Wednesday 6 March 2013

Epilogue-y Stuff.




Last night (or ~ more accurately ~ in the very early hours of this morning) I wrote the epilogue of AMEND.
Originally, it was the one book in the trilogy that was without an epilogue. I didn’t have any particular reason for this, other than the fact that less than 24 hours pass by between the end of AMEND and the beginning of TRANSCEND.
 I tend to use the epilogue as a place for characters to reflect. Reflection needs time to pass; otherwise it’s not quite reflective enough.

I had just finished fixing up the edits for the third draft of AMEND, when I realized the book didn’t feel quite…finished.
And so I thought why not write an epilogue? If it sucks, it can be removed. If it doesn’t, I’ve got a slightly longer book. It took me between half an hour and forty-five minutes to write it.
If it had been from the perspective of any other character, it wouldn’t have taken so long to write.

Although my books are written in the third person, I write the epilogue in the first person. That way, at the end of the book, you can really get into the character’s mind, see what they’re thinking and feeling.

In CONSEQUENCE, the epilogue was in the first person of Phoenix. 
Writing it was incredibly easy, because it was easy to get into her head. Out of all my characters, Phoenix is the one who’s most like me. That makes her the easiest to write, but also the one that annoys me most, because she has a lot of aspects of me that I don’t like.

My main character in AMEND is called Melinoe. She is horrible. I hated her for most of the book, until I realized that it was actually quite fun writing a character like her. I could push the boundaries of what a character could do or say, I wanted to see how far she had to go before people hated her.
In CONSEQUENCE, I had two main characters. For reasons to do with the last chapter, I couldn’t use Persephone for the epilogue, so I used Phoenix.

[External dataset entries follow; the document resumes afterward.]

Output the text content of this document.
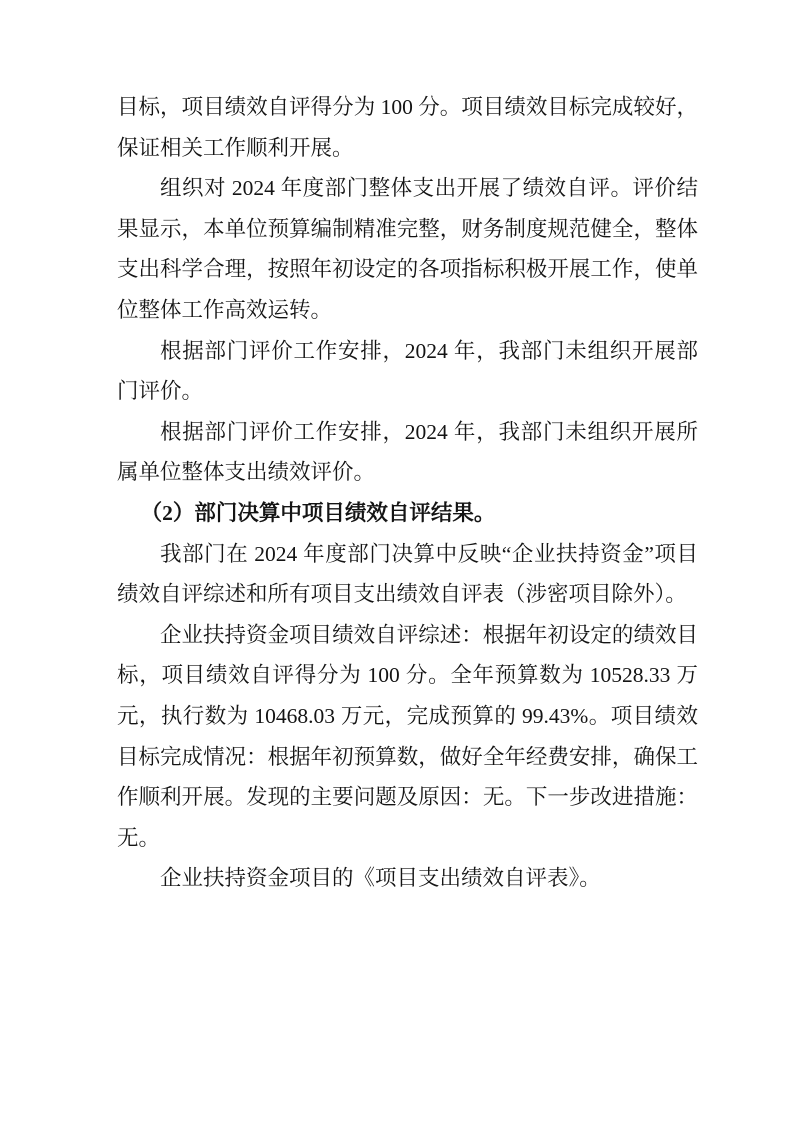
目标，项目绩效自评得分为 100 分。项目绩效目标完成较好，保证相关工作顺利开展。

组织对 2024 年度部门整体支出开展了绩效自评。评价结果显示，本单位预算编制精准完整，财务制度规范健全，整体支出科学合理，按照年初设定的各项指标积极开展工作，使单位整体工作高效运转。

根据部门评价工作安排，2024 年，我部门未组织开展部门评价。

根据部门评价工作安排，2024 年，我部门未组织开展所属单位整体支出绩效评价。

（2）部门决算中项目绩效自评结果。

我部门在 2024 年度部门决算中反映“企业扶持资金”项目绩效自评综述和所有项目支出绩效自评表（涉密项目除外）。

企业扶持资金项目绩效自评综述：根据年初设定的绩效目标，项目绩效自评得分为 100 分。全年预算数为 10528.33 万元，执行数为 10468.03 万元，完成预算的 99.43%。项目绩效目标完成情况：根据年初预算数，做好全年经费安排，确保工作顺利开展。发现的主要问题及原因：无。下一步改进措施：无。

企业扶持资金项目的《项目支出绩效自评表》。
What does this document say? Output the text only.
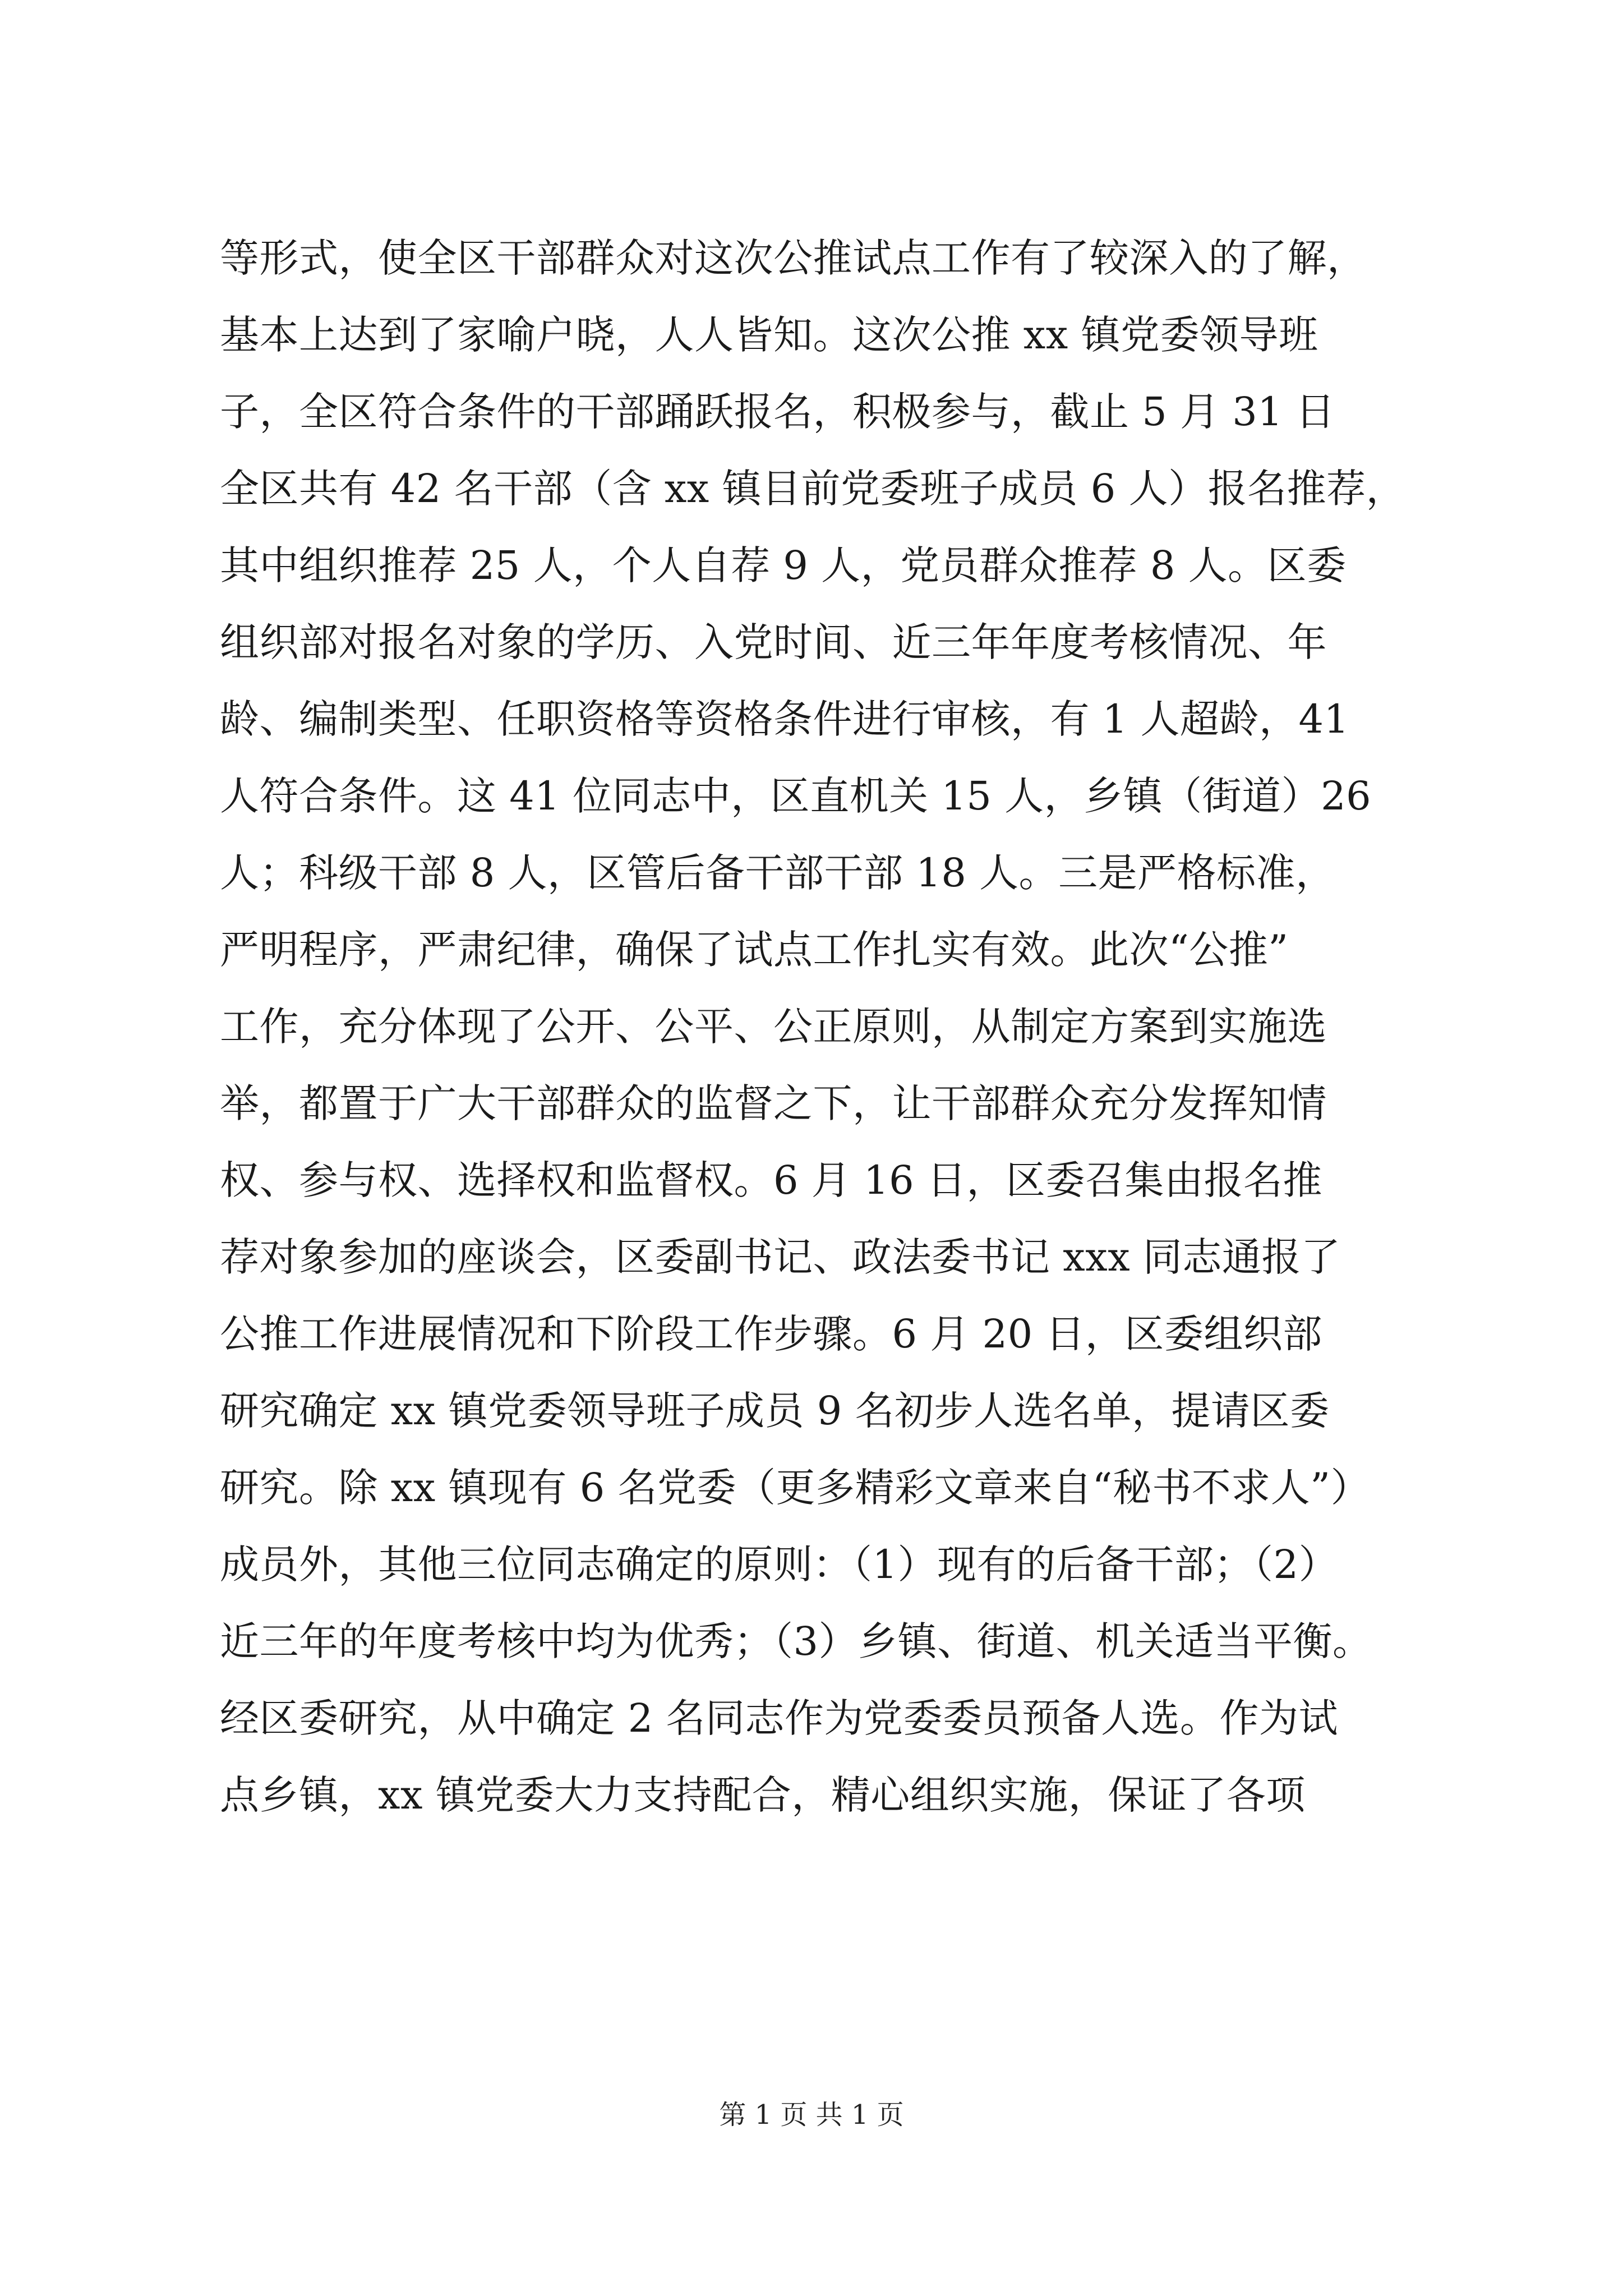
等形式，使全区干部群众对这次公推试点工作有了较深入的了解，
基本上达到了家喻户晓，人人皆知。这次公推 xx 镇党委领导班
子，全区符合条件的干部踊跃报名，积极参与，截止 5 月 31 日
全区共有 42 名干部（含 xx 镇目前党委班子成员 6 人）报名推荐，
其中组织推荐 25 人，个人自荐 9 人，党员群众推荐 8 人。区委
组织部对报名对象的学历、入党时间、近三年年度考核情况、年
龄、编制类型、任职资格等资格条件进行审核，有 1 人超龄，41
人符合条件。这 41 位同志中，区直机关 15 人，乡镇（街道）26
人；科级干部 8 人，区管后备干部干部 18 人。三是严格标准，
严明程序，严肃纪律，确保了试点工作扎实有效。此次“公推”
工作，充分体现了公开、公平、公正原则，从制定方案到实施选
举，都置于广大干部群众的监督之下，让干部群众充分发挥知情
权、参与权、选择权和监督权。6 月 16 日，区委召集由报名推
荐对象参加的座谈会，区委副书记、政法委书记 xxx 同志通报了
公推工作进展情况和下阶段工作步骤。6 月 20 日，区委组织部
研究确定 xx 镇党委领导班子成员 9 名初步人选名单，提请区委
研究。除 xx 镇现有 6 名党委（更多精彩文章来自“秘书不求人”）
成员外，其他三位同志确定的原则：（1）现有的后备干部；（2）
近三年的年度考核中均为优秀；（3）乡镇、街道、机关适当平衡。
经区委研究，从中确定 2 名同志作为党委委员预备人选。作为试
点乡镇，xx 镇党委大力支持配合，精心组织实施，保证了各项
第 1 页 共 1 页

But in AMEND; although I have another sort-of-main character, Melinoe is the main one. So the epilogue had to be from her perspective. I didn’t realize how hard this was until I started writing it.

Most characters evolve over the course of a book, but Melinoe didn’t evolve very much.
She had learnt a few life lessons, but she was still Melinoe.
I don’t think anything could change her, because she’s very…confined to a certain way of thinking and being.
Yet I had to get into her mind ~ which, by the way, isn’t always that great a place to be.

When I was done, I was happy with what I had written.
But I think that in the process of writing the epilogue, I was trying so hard to write it, that I didn’t realize that I shouldn’t be writing it ~ Melinoe should. 
Every so often I would find a sentence that was completely Melinoe, and those were the sentences I kept. I removed everything that sounded too like me, and I made it all her.